I have worked with patterns a lot of years and I am constantly helping people with gauge issues. That’s why I started this series of posts about gauge. (You can check out the other posts by clicking the category, Gauge, in the right hand column). Today I wanted to go over some common statements that I have heard about gauge over the years and why they are not so true.
#1. If you are using the same yarn and hook that the pattern states, you are getting gauge.
This is by far the most common statement I have seen and it is a resounding so-not-true statement. Gauge, as stated before, is the measurement given over a particular set of stitches. You get that measurement over those stitches, you are getting gauge. EVERYONE crochets differently. You may hold your hook differently, your yarn differently or you may hang to that yarn as you work with a different tension. These differences mean that you may not necessarily meet gauge even if you are using the same yarn and hook as the designer.
#2. Gauge stays uniform across all pattern stitches in a project.
Again, unfortunately, nope. You may be lucky and that works but it isn’t super common. For example, I crochet more tightly on a smaller circumference so I know I need to use a larger hook when working sleeves to accommodate for that. I also know that I seem to chain tightly. To compensate for that I will use a larger hook on my starting chain. Or I know that a stitch pattern with a lot of chain spaces, I may have trouble getting gauge with the same hook as the pattern states. For this reason, it is super nice when patterns give gauge information for each stitch pattern in the design….if those patterns produce a different gauge.

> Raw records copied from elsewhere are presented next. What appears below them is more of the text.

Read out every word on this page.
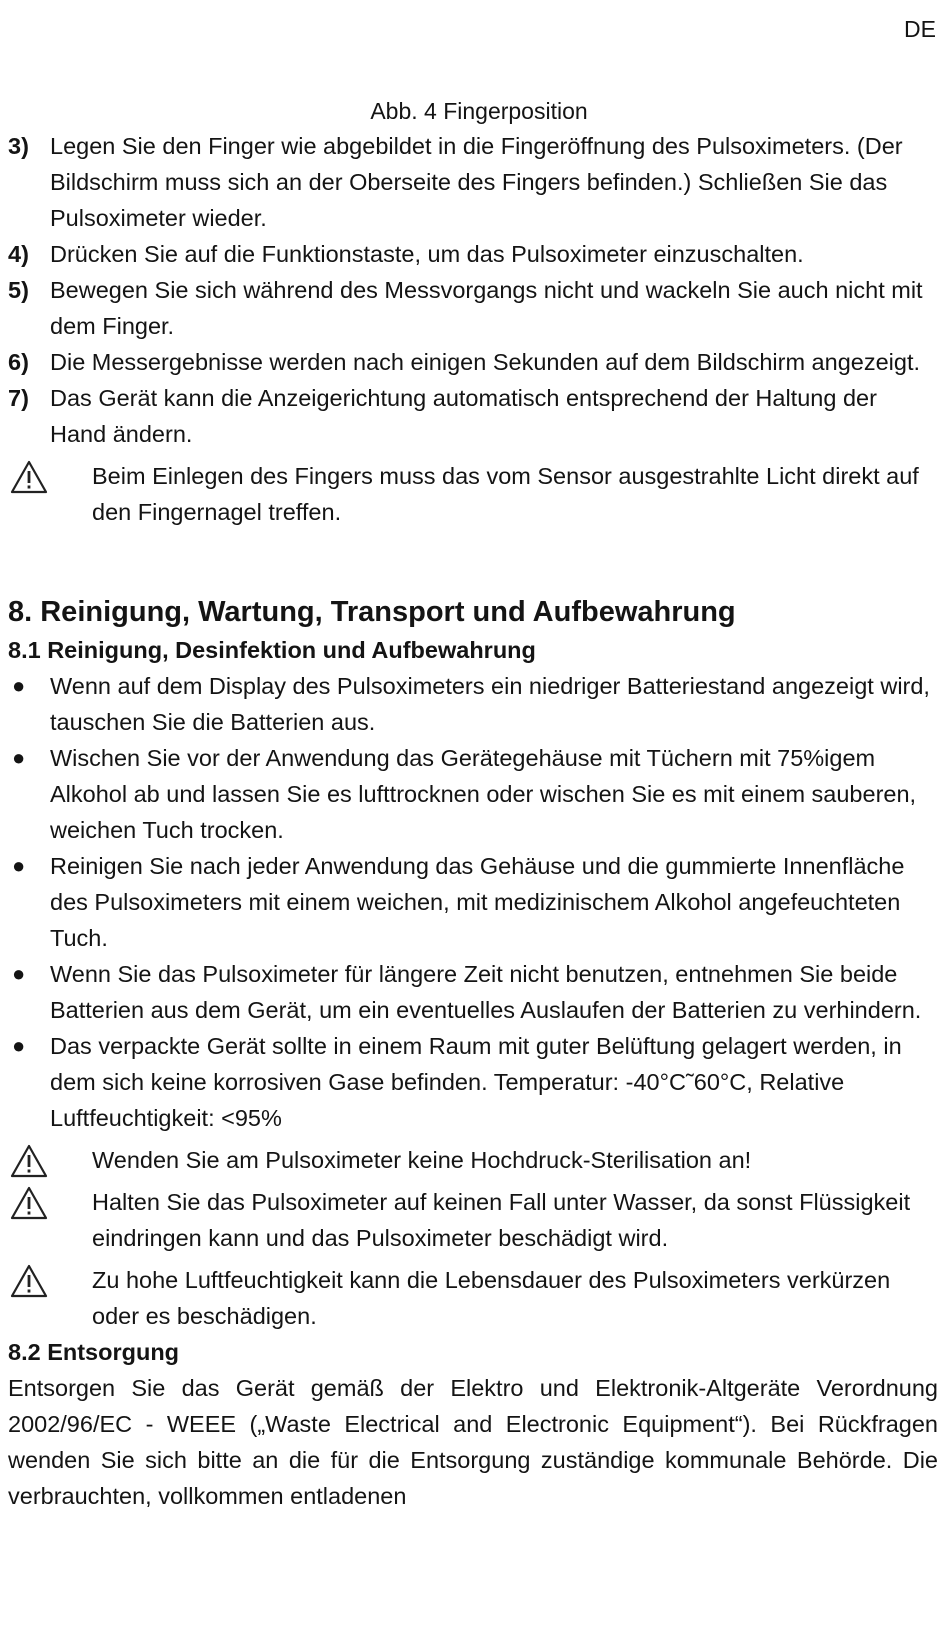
DE
Abb. 4 Fingerposition
3) Legen Sie den Finger wie abgebildet in die Fingeröffnung des Pulsoximeters. (Der Bildschirm muss sich an der Oberseite des Fingers befinden.) Schließen Sie das Pulsoximeter wieder.
4) Drücken Sie auf die Funktionstaste, um das Pulsoximeter einzuschalten.
5) Bewegen Sie sich während des Messvorgangs nicht und wackeln Sie auch nicht mit dem Finger.
6) Die Messergebnisse werden nach einigen Sekunden auf dem Bildschirm angezeigt.
7) Das Gerät kann die Anzeigerichtung automatisch entsprechend der Haltung der Hand ändern.
Beim Einlegen des Fingers muss das vom Sensor ausgestrahlte Licht direkt auf den Fingernagel treffen.
8. Reinigung, Wartung, Transport und Aufbewahrung
8.1 Reinigung, Desinfektion und Aufbewahrung
● Wenn auf dem Display des Pulsoximeters ein niedriger Batteriestand angezeigt wird, tauschen Sie die Batterien aus.
● Wischen Sie vor der Anwendung das Gerätegehäuse mit Tüchern mit 75%igem Alkohol ab und lassen Sie es lufttrocknen oder wischen Sie es mit einem sauberen, weichen Tuch trocken.
● Reinigen Sie nach jeder Anwendung das Gehäuse und die gummierte Innenfläche des Pulsoximeters mit einem weichen, mit medizinischem Alkohol angefeuchteten Tuch.
● Wenn Sie das Pulsoximeter für längere Zeit nicht benutzen, entnehmen Sie beide Batterien aus dem Gerät, um ein eventuelles Auslaufen der Batterien zu verhindern.
● Das verpackte Gerät sollte in einem Raum mit guter Belüftung gelagert werden, in dem sich keine korrosiven Gase befinden. Temperatur: -40°C˜60°C, Relative Luftfeuchtigkeit: <95%
Wenden Sie am Pulsoximeter keine Hochdruck-Sterilisation an!
Halten Sie das Pulsoximeter auf keinen Fall unter Wasser, da sonst Flüssigkeit eindringen kann und das Pulsoximeter beschädigt wird.
Zu hohe Luftfeuchtigkeit kann die Lebensdauer des Pulsoximeters verkürzen oder es beschädigen.
8.2 Entsorgung
Entsorgen Sie das Gerät gemäß der Elektro und Elektronik-Altgeräte Verordnung 2002/96/EC - WEEE („Waste Electrical and Electronic Equipment“). Bei Rückfragen wenden Sie sich bitte an die für die Entsorgung zuständige kommunale Behörde. Die verbrauchten, vollkommen entladenen
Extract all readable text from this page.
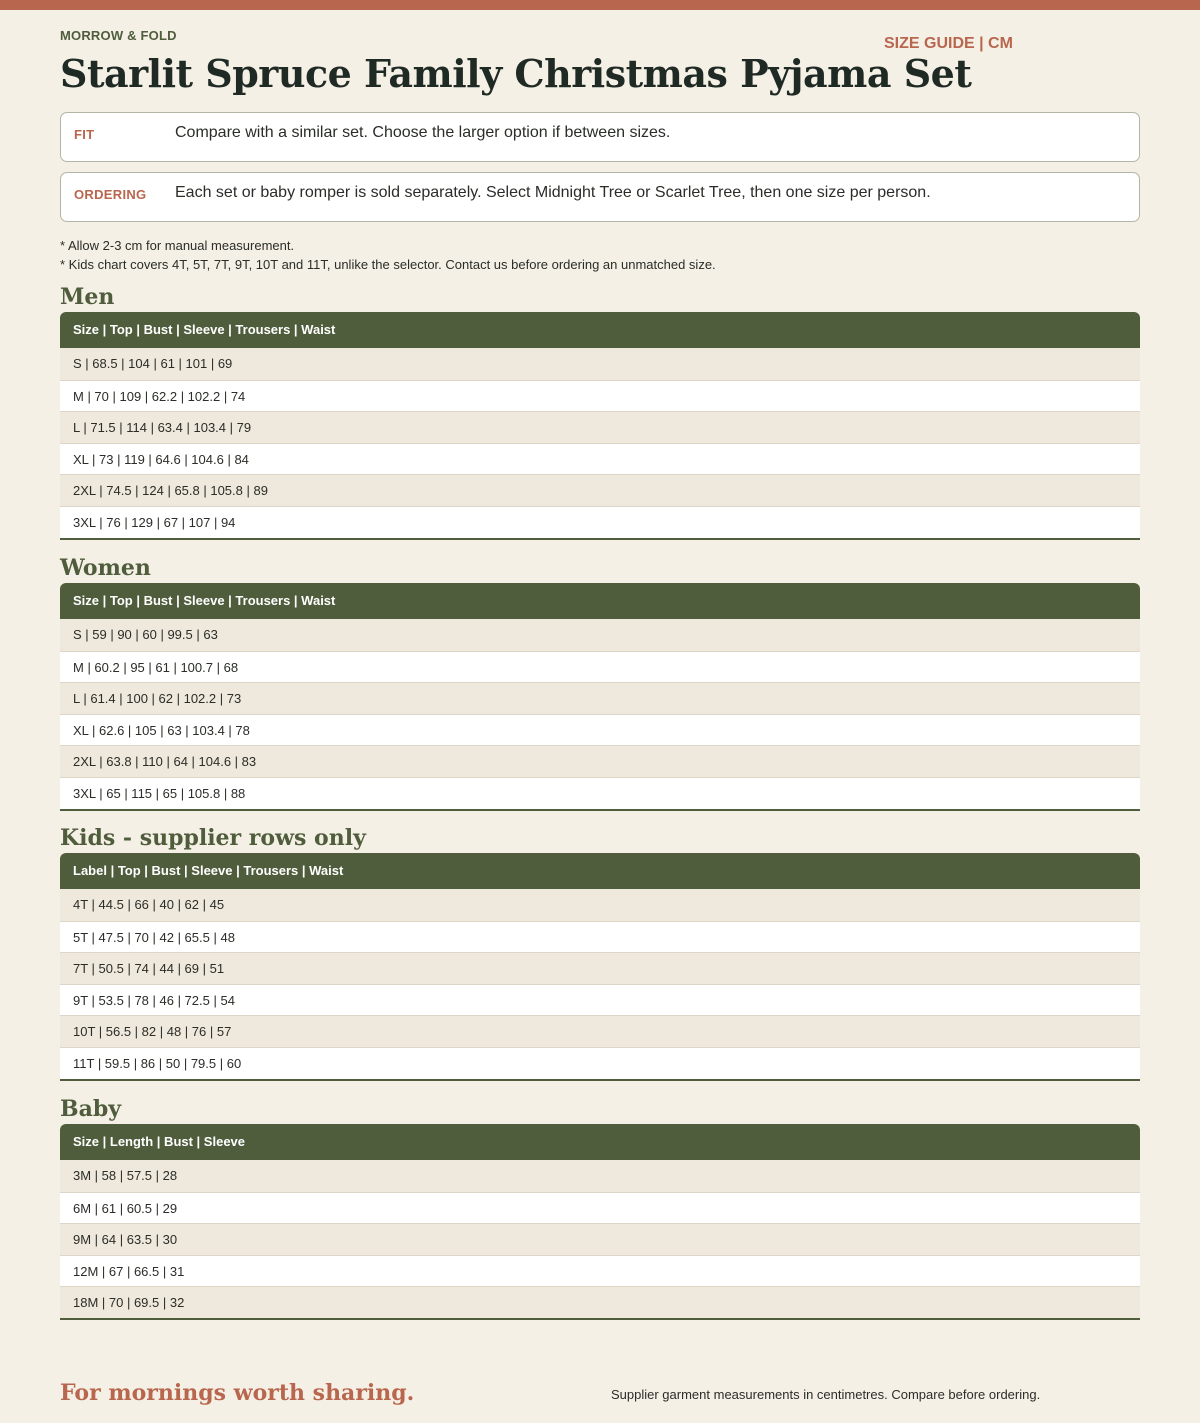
MORROW & FOLD	SIZE GUIDE | CM
Starlit Spruce Family Christmas Pyjama Set
FIT	Compare with a similar set. Choose the larger option if between sizes.
ORDERING Each set or baby romper is sold separately. Select Midnight Tree or Scarlet Tree, then one size per person.
* Allow 2-3 cm for manual measurement.
* Kids chart covers 4T, 5T, 7T, 9T, 10T and 11T, unlike the selector. Contact us before ordering an unmatched size.
Men
Size | Top | Bust | Sleeve | Trousers | Waist
S | 68.5 | 104 | 61 | 101 | 69
M | 70 | 109 | 62.2 | 102.2 | 74
L | 71.5 | 114 | 63.4 | 103.4 | 79
XL | 73 | 119 | 64.6 | 104.6 | 84
2XL | 74.5 | 124 | 65.8 | 105.8 | 89
3XL | 76 | 129 | 67 | 107 | 94
Women
Size | Top | Bust | Sleeve | Trousers | Waist
S | 59 | 90 | 60 | 99.5 | 63
M | 60.2 | 95 | 61 | 100.7 | 68
L | 61.4 | 100 | 62 | 102.2 | 73
XL | 62.6 | 105 | 63 | 103.4 | 78
2XL | 63.8 | 110 | 64 | 104.6 | 83
3XL | 65 | 115 | 65 | 105.8 | 88
Kids - supplier rows only
Label | Top | Bust | Sleeve | Trousers | Waist
4T | 44.5 | 66 | 40 | 62 | 45
5T | 47.5 | 70 | 42 | 65.5 | 48
7T | 50.5 | 74 | 44 | 69 | 51
9T | 53.5 | 78 | 46 | 72.5 | 54
10T | 56.5 | 82 | 48 | 76 | 57
11T | 59.5 | 86 | 50 | 79.5 | 60
Baby
Size | Length | Bust | Sleeve
3M | 58 | 57.5 | 28
6M | 61 | 60.5 | 29
9M | 64 | 63.5 | 30
12M | 67 | 66.5 | 31
18M | 70 | 69.5 | 32
For mornings worth sharing.	Supplier garment measurements in centimetres. Compare before ordering.
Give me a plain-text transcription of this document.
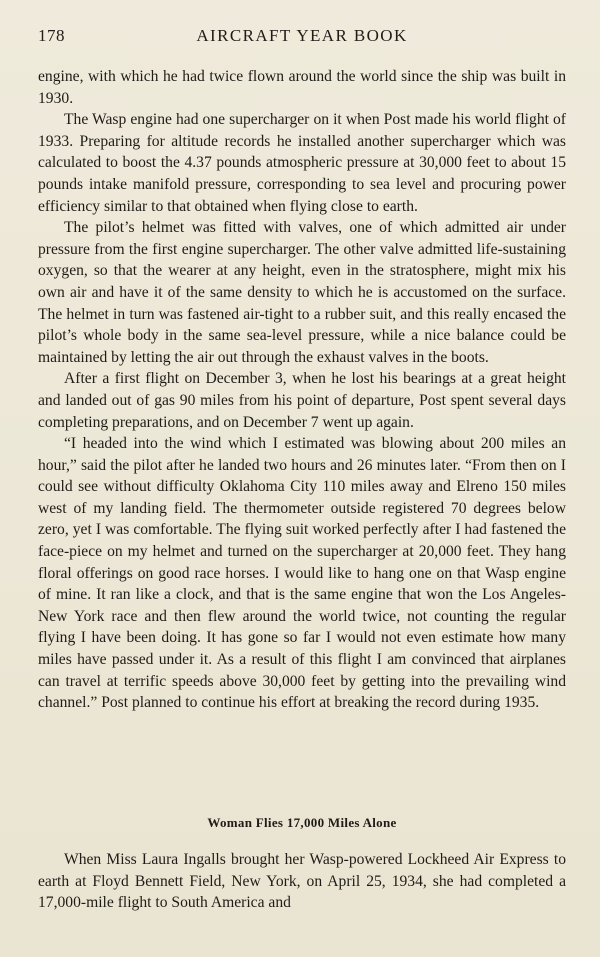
178	AIRCRAFT YEAR BOOK

engine, with which he had twice flown around the world since the ship was built in 1930.

The Wasp engine had one supercharger on it when Post made his world flight of 1933. Preparing for altitude records he installed another supercharger which was calculated to boost the 4.37 pounds atmospheric pressure at 30,000 feet to about 15 pounds intake manifold pressure, corresponding to sea level and procuring power efficiency similar to that obtained when flying close to earth.

The pilot’s helmet was fitted with valves, one of which admitted air under pressure from the first engine supercharger. The other valve admitted life-sustaining oxygen, so that the wearer at any height, even in the stratosphere, might mix his own air and have it of the same density to which he is accustomed on the surface. The helmet in turn was fastened air-tight to a rubber suit, and this really encased the pilot’s whole body in the same sea-level pressure, while a nice balance could be maintained by letting the air out through the exhaust valves in the boots.

After a first flight on December 3, when he lost his bearings at a great height and landed out of gas 90 miles from his point of departure, Post spent several days completing preparations, and on December 7 went up again.

“I headed into the wind which I estimated was blowing about 200 miles an hour,” said the pilot after he landed two hours and 26 minutes later. “From then on I could see without difficulty Oklahoma City 110 miles away and Elreno 150 miles west of my landing field. The thermometer outside registered 70 degrees below zero, yet I was comfortable. The flying suit worked perfectly after I had fastened the face-piece on my helmet and turned on the supercharger at 20,000 feet. They hang floral offerings on good race horses. I would like to hang one on that Wasp engine of mine. It ran like a clock, and that is the same engine that won the Los Angeles-New York race and then flew around the world twice, not counting the regular flying I have been doing. It has gone so far I would not even estimate how many miles have passed under it. As a result of this flight I am convinced that airplanes can travel at terrific speeds above 30,000 feet by getting into the prevailing wind channel.” Post planned to continue his effort at breaking the record during 1935.

Woman Flies 17,000 Miles Alone

When Miss Laura Ingalls brought her Wasp-powered Lockheed Air Express to earth at Floyd Bennett Field, New York, on April 25, 1934, she had completed a 17,000-mile flight to South America and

#3. Gauge doesn’t matter on a non-wearable project.
Sort of true and not true all at once. Designers use the gauge and measurements to figure the amount of yarn needed for a project. If your gauge is off, then you may need more or less yarn than the designer determined. On a small project, that isn’t a big deal. On a large afghan, it could mean that you run out of yarn if you are not on gauge. And that isn’t the designer’s fault because what the designer figured was correct if you were on the stated gauge.
#4. It’s okay if my gauge is off by a stitch or two.
Again sort of true and not true. On a small project, not a big deal. On a large project, like a sweater it could be a big deal. Let’s say the gauge on the sweater you are making is 16 sc = 4 inches. That means 4 sc = 1 inch. Your gauge is 17 sc = 4 inches, which is 4.25 sc per inch. Time for math. On gauge, your sweater should measure 38 inches in circumference with 4 sc per inch. With your gauge of 4.25 sc per inch, your sweater would measure 35.76 inches in circumference. That’s almost 3 inches smaller! That could make your sweater much tighter than you intended and that was just 1 stitch off from the gauge measurement!
#5. The pattern’s gauge is wrong so I am just going to work it on my own gauge.
Ummm…rather presumptuous to automatically assume the designer goofed. You could ask them politely to confirm. Everyone is human and does make mistakes but generally speaking the gauge is right most of the time. Just because you have a hard time meeting that gauge measurement doesn’t mean it is wrong. Just means you might have to try some more hook and yarn combinations to find what works. But by all means, if you have the knowledge to rework the pattern with your own gauge, go for it! But keep in mind, you have then changed the pattern from what the designer had and that means that if you have problems later on in the pattern, they may not be able to help because you are no longer working with their version of the pattern.
#6. I don’t need to block my gauge swatch; that just wastes precious time.
Eeek…pretend that statement is true at your own risk. Blocking evens out stitching and loosens things up even with acrylic yarn. It is much more subtle with a non-natural fiber but it still does make a difference. I once made a sweater with a silk blend yarn. Beautiful stuff. Quite expensive. Didn’t want to follow proper procedure and wash and block my swatch. Made the sweater. It looked great. Fit great. Until I decided it needed a wash. Then it would have fit King Kong’s brother. (Insert tear soaked face here). All that time and money down the drain!! There was no getting that sweater back to its prewashed state. I highly suggest you do not risk putting yourself through that!